On frappa à la porte. C'était la propriétaire. Elle lui demanda pourquoi il avait fermé la porte pendant toute la semaine. Il répondit qu'il voulait ne laisser entrer personne. Il avait besoin de rester chez lui pour effectuer d'importants travaux juridiques. La propriétaire portait une belle robe. Il lui demanda où elle comptait réveillonner. Elle répondit qu'elle avait prévu d'aller chez sa soeur et son mari. Malheureusement la jeune fille qui devait venir regarder le bébé de sa soeur venait de se décommander. Sam accepta de dépanner Mme Lipanti. Il se souvint du chapitre IV du manuel sur les bébés et autres humains de taille réduite. Il ne se sentait pas le courage de risquer quelque monstrueuse erreurs sur un humain en réduction. Mais le dédoublement était en principe une opération moins difficile. La soeur de Mme Lipanti lui fit des recommandations inquiètes. Sam rassura la mère. Mme Lipanti révéla à Sam qu'un vieil homme était venu le demander dans l'après-midi. Mais l'homme s'était trompé de nom il avait dit Weaver au lieu de Weber alors la propriétaire lui avait dit qu'elle n'avait personne sous ce nom dans son immeuble.
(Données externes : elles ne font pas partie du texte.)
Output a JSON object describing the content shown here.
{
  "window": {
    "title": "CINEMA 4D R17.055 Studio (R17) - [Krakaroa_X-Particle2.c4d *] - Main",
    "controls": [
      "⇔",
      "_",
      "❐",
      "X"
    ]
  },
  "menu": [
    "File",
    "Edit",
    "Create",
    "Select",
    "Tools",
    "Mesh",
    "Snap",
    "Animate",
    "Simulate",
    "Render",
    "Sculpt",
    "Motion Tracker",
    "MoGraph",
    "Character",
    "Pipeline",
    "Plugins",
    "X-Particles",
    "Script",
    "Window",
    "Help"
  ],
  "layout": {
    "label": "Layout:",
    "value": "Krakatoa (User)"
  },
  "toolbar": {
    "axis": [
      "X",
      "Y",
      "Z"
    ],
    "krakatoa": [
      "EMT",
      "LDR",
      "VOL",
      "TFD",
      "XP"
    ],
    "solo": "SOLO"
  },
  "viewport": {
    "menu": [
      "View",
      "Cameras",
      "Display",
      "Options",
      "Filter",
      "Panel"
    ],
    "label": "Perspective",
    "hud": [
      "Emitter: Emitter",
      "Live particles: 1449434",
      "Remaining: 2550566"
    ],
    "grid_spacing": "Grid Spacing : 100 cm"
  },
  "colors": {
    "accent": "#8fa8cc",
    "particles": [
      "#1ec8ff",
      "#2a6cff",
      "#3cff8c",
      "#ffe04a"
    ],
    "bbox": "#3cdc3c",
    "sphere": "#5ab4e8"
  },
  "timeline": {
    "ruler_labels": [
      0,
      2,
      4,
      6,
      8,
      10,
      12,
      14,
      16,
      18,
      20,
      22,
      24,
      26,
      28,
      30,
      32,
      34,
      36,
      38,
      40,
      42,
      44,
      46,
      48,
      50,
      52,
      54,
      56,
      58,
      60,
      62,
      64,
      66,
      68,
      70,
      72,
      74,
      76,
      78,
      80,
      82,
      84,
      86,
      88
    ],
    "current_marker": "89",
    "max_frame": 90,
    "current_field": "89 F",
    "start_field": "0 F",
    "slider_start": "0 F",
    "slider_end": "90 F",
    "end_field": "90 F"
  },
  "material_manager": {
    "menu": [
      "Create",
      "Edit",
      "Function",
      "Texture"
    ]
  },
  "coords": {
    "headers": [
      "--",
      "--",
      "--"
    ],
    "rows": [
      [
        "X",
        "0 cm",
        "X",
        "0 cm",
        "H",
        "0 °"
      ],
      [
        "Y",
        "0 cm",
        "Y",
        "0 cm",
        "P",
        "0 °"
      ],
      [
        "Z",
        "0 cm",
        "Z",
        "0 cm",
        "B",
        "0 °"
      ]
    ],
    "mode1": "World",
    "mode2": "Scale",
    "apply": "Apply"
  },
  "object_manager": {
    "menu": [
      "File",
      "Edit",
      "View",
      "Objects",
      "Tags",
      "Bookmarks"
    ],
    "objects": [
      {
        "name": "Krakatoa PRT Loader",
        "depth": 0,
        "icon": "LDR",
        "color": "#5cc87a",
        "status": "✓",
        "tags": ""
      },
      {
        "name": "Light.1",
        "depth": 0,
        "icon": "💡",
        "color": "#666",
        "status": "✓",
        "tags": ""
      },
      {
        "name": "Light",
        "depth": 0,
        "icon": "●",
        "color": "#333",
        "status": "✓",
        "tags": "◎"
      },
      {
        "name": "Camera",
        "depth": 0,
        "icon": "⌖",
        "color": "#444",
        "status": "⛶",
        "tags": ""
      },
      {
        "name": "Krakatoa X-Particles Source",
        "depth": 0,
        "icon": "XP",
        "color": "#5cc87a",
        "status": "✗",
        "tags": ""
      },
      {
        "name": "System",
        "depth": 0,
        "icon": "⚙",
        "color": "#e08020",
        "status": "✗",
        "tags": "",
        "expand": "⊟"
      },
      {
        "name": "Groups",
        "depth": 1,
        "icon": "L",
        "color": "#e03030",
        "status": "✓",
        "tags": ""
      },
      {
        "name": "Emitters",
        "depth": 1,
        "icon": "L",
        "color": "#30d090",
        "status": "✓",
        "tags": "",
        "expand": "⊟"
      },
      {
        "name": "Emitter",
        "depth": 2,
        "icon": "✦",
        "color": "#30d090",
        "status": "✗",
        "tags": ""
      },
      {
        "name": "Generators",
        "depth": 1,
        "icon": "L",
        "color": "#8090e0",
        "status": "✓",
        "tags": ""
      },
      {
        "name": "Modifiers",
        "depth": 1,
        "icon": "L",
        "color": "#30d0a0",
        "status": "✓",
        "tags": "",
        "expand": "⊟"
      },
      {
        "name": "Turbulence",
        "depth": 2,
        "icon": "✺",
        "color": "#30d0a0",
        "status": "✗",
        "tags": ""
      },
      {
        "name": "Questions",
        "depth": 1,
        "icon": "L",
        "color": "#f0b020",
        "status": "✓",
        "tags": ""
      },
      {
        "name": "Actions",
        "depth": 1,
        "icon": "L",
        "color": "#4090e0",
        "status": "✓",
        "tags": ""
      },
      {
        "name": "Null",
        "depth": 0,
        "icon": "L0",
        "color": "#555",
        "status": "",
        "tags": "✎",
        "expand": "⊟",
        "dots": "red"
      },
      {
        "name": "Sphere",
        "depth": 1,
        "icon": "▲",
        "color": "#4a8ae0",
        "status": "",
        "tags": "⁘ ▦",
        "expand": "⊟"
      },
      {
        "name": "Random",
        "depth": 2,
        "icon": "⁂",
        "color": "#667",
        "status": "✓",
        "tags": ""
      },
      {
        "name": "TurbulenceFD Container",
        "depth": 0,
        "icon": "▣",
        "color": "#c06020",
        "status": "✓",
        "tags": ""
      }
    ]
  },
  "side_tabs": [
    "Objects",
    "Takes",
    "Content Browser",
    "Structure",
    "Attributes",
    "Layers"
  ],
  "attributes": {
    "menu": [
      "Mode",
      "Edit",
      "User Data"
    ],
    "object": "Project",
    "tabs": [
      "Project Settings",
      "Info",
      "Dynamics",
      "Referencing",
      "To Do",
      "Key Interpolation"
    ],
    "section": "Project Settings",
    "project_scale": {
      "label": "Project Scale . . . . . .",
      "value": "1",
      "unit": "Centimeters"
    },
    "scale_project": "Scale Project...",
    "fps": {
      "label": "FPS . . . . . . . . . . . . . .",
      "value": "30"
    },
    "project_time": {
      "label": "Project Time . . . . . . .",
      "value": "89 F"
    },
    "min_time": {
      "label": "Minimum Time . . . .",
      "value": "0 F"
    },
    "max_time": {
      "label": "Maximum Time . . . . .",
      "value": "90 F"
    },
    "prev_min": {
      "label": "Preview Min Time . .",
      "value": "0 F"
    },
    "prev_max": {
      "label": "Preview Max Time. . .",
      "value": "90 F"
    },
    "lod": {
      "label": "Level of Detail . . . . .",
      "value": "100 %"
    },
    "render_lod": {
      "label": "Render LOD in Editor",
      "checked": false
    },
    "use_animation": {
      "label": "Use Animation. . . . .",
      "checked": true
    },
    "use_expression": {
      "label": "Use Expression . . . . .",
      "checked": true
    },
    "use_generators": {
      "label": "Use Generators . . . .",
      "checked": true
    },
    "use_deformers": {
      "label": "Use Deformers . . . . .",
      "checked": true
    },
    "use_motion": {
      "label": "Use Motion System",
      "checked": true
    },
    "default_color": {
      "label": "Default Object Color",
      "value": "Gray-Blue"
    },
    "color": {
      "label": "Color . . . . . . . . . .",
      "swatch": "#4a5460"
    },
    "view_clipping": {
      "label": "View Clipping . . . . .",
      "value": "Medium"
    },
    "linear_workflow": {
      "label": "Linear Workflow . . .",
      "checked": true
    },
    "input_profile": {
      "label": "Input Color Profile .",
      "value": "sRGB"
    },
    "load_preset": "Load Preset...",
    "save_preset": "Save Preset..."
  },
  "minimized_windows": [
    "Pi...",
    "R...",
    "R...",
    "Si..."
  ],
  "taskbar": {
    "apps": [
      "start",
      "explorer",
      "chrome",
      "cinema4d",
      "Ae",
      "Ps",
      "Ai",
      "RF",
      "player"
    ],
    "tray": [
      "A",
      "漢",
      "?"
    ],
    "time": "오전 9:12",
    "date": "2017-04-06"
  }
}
Le vieil homme était parti sans même dire au revoir.

 

Sam trouvait curieux que l'image de l'homme décrit par les deux femmes soit aussi précise. Le vieil homme était au courant du congé de Sam. Apparemment, il ne tenait pas à le rencontrer avant d'avoir établi son identité. C'était donc une mentalité de juriste. Mais tant que le vieil homme ne venait pas s'adresser directement à lui, Sam ne pouvait pas faire grand chose.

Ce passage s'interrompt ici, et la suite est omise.